Warning about rare mosquito-borne virus Triple E after uptick in cases

NEW JERSEY (WABC) -- There is a new warning about a rare but dangerous mosquito-borne virus.

Several states, including New Jersey, are now reporting an uptick in cases of Eastern Equine Encephalitis, also called Triple E. And now, one woman has died.

It started as a mosquito bite, but within two weeks, Laurie Sylvia, of Massachusetts, became very sick and passed away.

Her family remembering her kindness

"My mother is literally the nicest lady I've ever met," son Bobby Sylvia said. "I can't even think of a time (when) she raised her voice and yelled. Everybody she met, she, you know, she made an impact on."

Laurie Sylvia, a realtor and grandmother of six, died just two days after being officially diagnosed with Triple E.
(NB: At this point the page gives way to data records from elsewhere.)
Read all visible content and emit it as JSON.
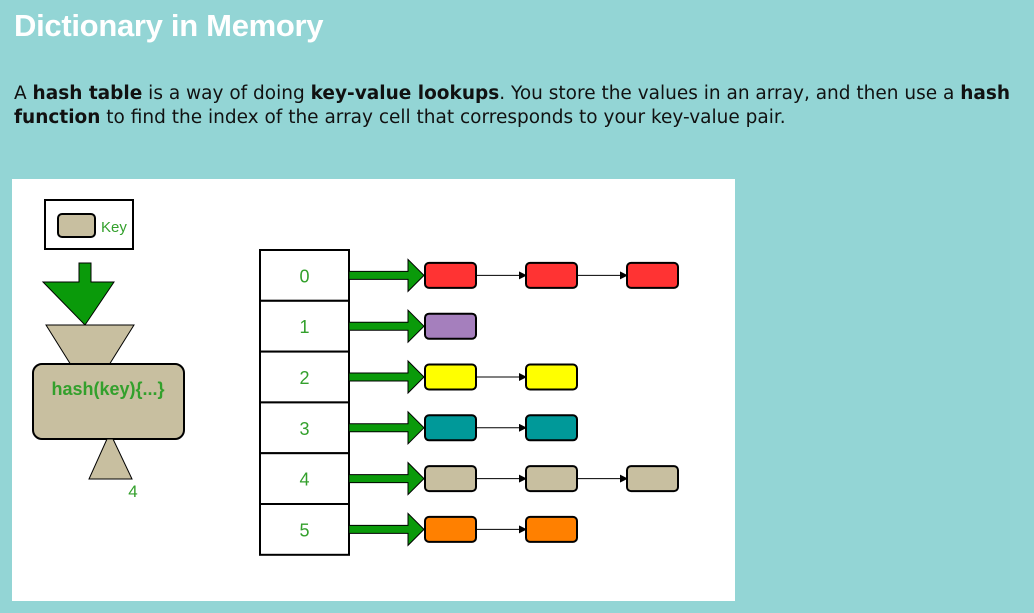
{
  "header": {
    "title": "Dictionary in Memory"
  },
  "description": {
    "t1": "A ",
    "b1": "hash table",
    "t2": " is a way of doing ",
    "b2": "key-value lookups",
    "t3": ". You store the values in an array, and then use a ",
    "b3": "hash function",
    "t4": " to find the index of the array cell that corresponds to your key-value pair."
  },
  "diagram": {
    "key_label": "Key",
    "hash_label": "hash(key){...}",
    "hash_output": "4",
    "array_indices": [
      "0",
      "1",
      "2",
      "3",
      "4",
      "5"
    ],
    "chains": [
      [
        "#ff3333",
        "#ff3333",
        "#ff3333"
      ],
      [
        "#a57fbd"
      ],
      [
        "#ffff00",
        "#ffff00"
      ],
      [
        "#009999",
        "#009999"
      ],
      [
        "#c8bfa0",
        "#c8bfa0",
        "#c8bfa0"
      ],
      [
        "#ff8000",
        "#ff8000"
      ]
    ],
    "colors": {
      "label_green": "#33a02c",
      "arrow_green": "#0a9a0a",
      "funnel_tan": "#c8bfa0"
    }
  }
}
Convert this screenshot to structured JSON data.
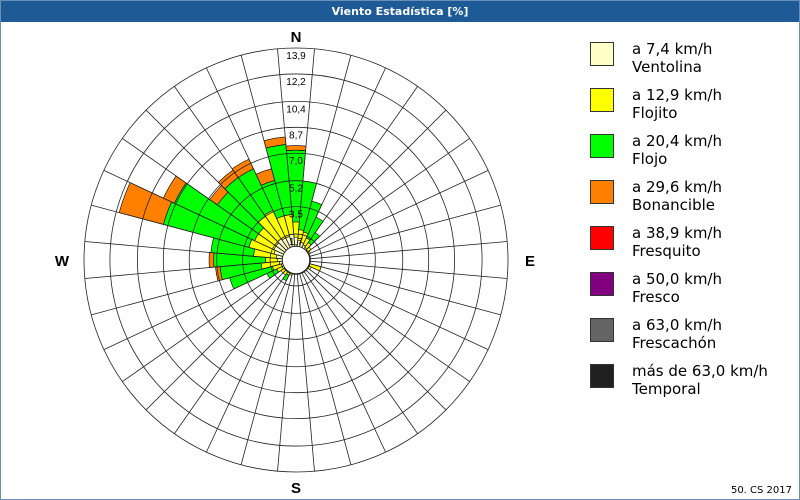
{
  "title": "Viento Estadística [%]",
  "credit": "50. CS 2017",
  "colors": {
    "frame": "#6a8fb8",
    "titlebar": "#1e5a96",
    "grid": "#222222",
    "bin_colors": [
      "#ffffc8",
      "#ffff00",
      "#00ff00",
      "#ff8000",
      "#ff0000",
      "#800080",
      "#646464",
      "#202020"
    ]
  },
  "legend": [
    {
      "speed": "a 7,4 km/h",
      "name": "Ventolina",
      "color": "#ffffc8"
    },
    {
      "speed": "a 12,9 km/h",
      "name": "Flojito",
      "color": "#ffff00"
    },
    {
      "speed": "a 20,4 km/h",
      "name": "Flojo",
      "color": "#00ff00"
    },
    {
      "speed": "a 29,6 km/h",
      "name": "Bonancible",
      "color": "#ff8000"
    },
    {
      "speed": "a 38,9 km/h",
      "name": "Fresquito",
      "color": "#ff0000"
    },
    {
      "speed": "a 50,0 km/h",
      "name": "Fresco",
      "color": "#800080"
    },
    {
      "speed": "a 63,0 km/h",
      "name": "Frescachón",
      "color": "#646464"
    },
    {
      "speed": "más de 63,0 km/h",
      "name": "Temporal",
      "color": "#202020"
    }
  ],
  "chart_data": {
    "type": "wind-rose",
    "title": "Viento Estadística [%]",
    "radial_max": 13.9,
    "radial_ticks": [
      "13,9",
      "12,2",
      "10,4",
      "8,7",
      "7,0",
      "5,2",
      "3,5",
      "1,7"
    ],
    "radial_tick_values": [
      13.9,
      12.2,
      10.4,
      8.7,
      7.0,
      5.2,
      3.5,
      1.7
    ],
    "inner_circle_value": 0.9,
    "directions_labels": [
      "N",
      "E",
      "S",
      "W"
    ],
    "sector_count": 36,
    "sector_width_deg": 10,
    "sector_angles_deg": [
      0,
      10,
      20,
      30,
      40,
      50,
      60,
      70,
      80,
      90,
      100,
      110,
      120,
      130,
      140,
      150,
      160,
      170,
      180,
      190,
      200,
      210,
      220,
      230,
      240,
      250,
      260,
      270,
      280,
      290,
      300,
      310,
      320,
      330,
      340,
      350
    ],
    "bins": [
      "Ventolina",
      "Flojito",
      "Flojo",
      "Bonancible",
      "Fresquito",
      "Fresco",
      "Frescachón",
      "Temporal"
    ],
    "sectors": [
      {
        "dir": 0,
        "cum": [
          1.5,
          2.5,
          7.2,
          7.5
        ]
      },
      {
        "dir": 10,
        "cum": [
          1.3,
          2.0,
          5.2
        ]
      },
      {
        "dir": 20,
        "cum": [
          1.2,
          1.9,
          4.0
        ]
      },
      {
        "dir": 30,
        "cum": [
          1.1,
          1.6,
          3.1
        ]
      },
      {
        "dir": 40,
        "cum": [
          1.0,
          1.4,
          2.2
        ]
      },
      {
        "dir": 50,
        "cum": [
          0.95,
          1.2
        ]
      },
      {
        "dir": 60,
        "cum": [
          0.95,
          1.05
        ]
      },
      {
        "dir": 70,
        "cum": [
          0.95
        ]
      },
      {
        "dir": 80,
        "cum": [
          0.95
        ]
      },
      {
        "dir": 90,
        "cum": [
          0.95
        ]
      },
      {
        "dir": 100,
        "cum": [
          0.95
        ]
      },
      {
        "dir": 110,
        "cum": [
          0.95,
          1.7
        ]
      },
      {
        "dir": 120,
        "cum": [
          0.95,
          1.1
        ]
      },
      {
        "dir": 130,
        "cum": [
          0.95
        ]
      },
      {
        "dir": 140,
        "cum": [
          0.95
        ]
      },
      {
        "dir": 150,
        "cum": [
          0.95
        ]
      },
      {
        "dir": 160,
        "cum": [
          0.95
        ]
      },
      {
        "dir": 170,
        "cum": [
          0.95
        ]
      },
      {
        "dir": 180,
        "cum": [
          0.95
        ]
      },
      {
        "dir": 190,
        "cum": [
          0.95
        ]
      },
      {
        "dir": 200,
        "cum": [
          0.95,
          1.05
        ]
      },
      {
        "dir": 210,
        "cum": [
          0.95,
          1.1,
          1.5
        ]
      },
      {
        "dir": 220,
        "cum": [
          0.95,
          1.2
        ]
      },
      {
        "dir": 230,
        "cum": [
          0.95,
          1.2
        ]
      },
      {
        "dir": 240,
        "cum": [
          1.0,
          1.4,
          2.1
        ]
      },
      {
        "dir": 250,
        "cum": [
          1.0,
          1.6,
          4.5
        ]
      },
      {
        "dir": 260,
        "cum": [
          1.1,
          2.3,
          5.0,
          5.3
        ]
      },
      {
        "dir": 270,
        "cum": [
          1.2,
          2.0,
          5.4,
          5.7
        ]
      },
      {
        "dir": 280,
        "cum": [
          1.3,
          2.8,
          5.6
        ]
      },
      {
        "dir": 290,
        "cum": [
          1.5,
          3.2,
          9.0,
          12.0
        ]
      },
      {
        "dir": 300,
        "cum": [
          1.6,
          3.0,
          8.8,
          9.6
        ]
      },
      {
        "dir": 310,
        "cum": [
          1.6,
          3.0,
          6.3,
          6.9
        ]
      },
      {
        "dir": 320,
        "cum": [
          1.7,
          3.5,
          6.6,
          7.2
        ]
      },
      {
        "dir": 330,
        "cum": [
          1.6,
          3.6,
          6.6,
          7.3
        ]
      },
      {
        "dir": 340,
        "cum": [
          1.6,
          3.0,
          5.4,
          6.2
        ]
      },
      {
        "dir": 350,
        "cum": [
          1.7,
          3.0,
          7.6,
          8.1
        ]
      }
    ]
  }
}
It causes death in about 30% of patients, and survivors often have ongoing neurological problems.

"The disease starts with a fever, headache, chills, really not feeling well," said Dr. Catherine Brown, with the Massachusetts Department of Health. "But because this is a virus that invades the central nervous system, the brain, you'll see a rapid progression to loss of consciousness, seizures, coma and perhaps even to fatality."

Cases of Triple E are rare, with typically only a few reported each year. But now, officials are warning about a possible outbreak.

Sylvia's case was the fourth in Massachusetts this year, and several other states are now reporting an uptick in cases.

Experts say it may be due to warmer temperatures this summer and above-average rainfall.

"Unfortunately, there's going to be some possibility of additional human infections until we get that hard frost," Dr. Brown said.

Health officials recommend people restrict outdoor activity after dusk and wear mosquito repellent and long sleeves to lower the risk of bites.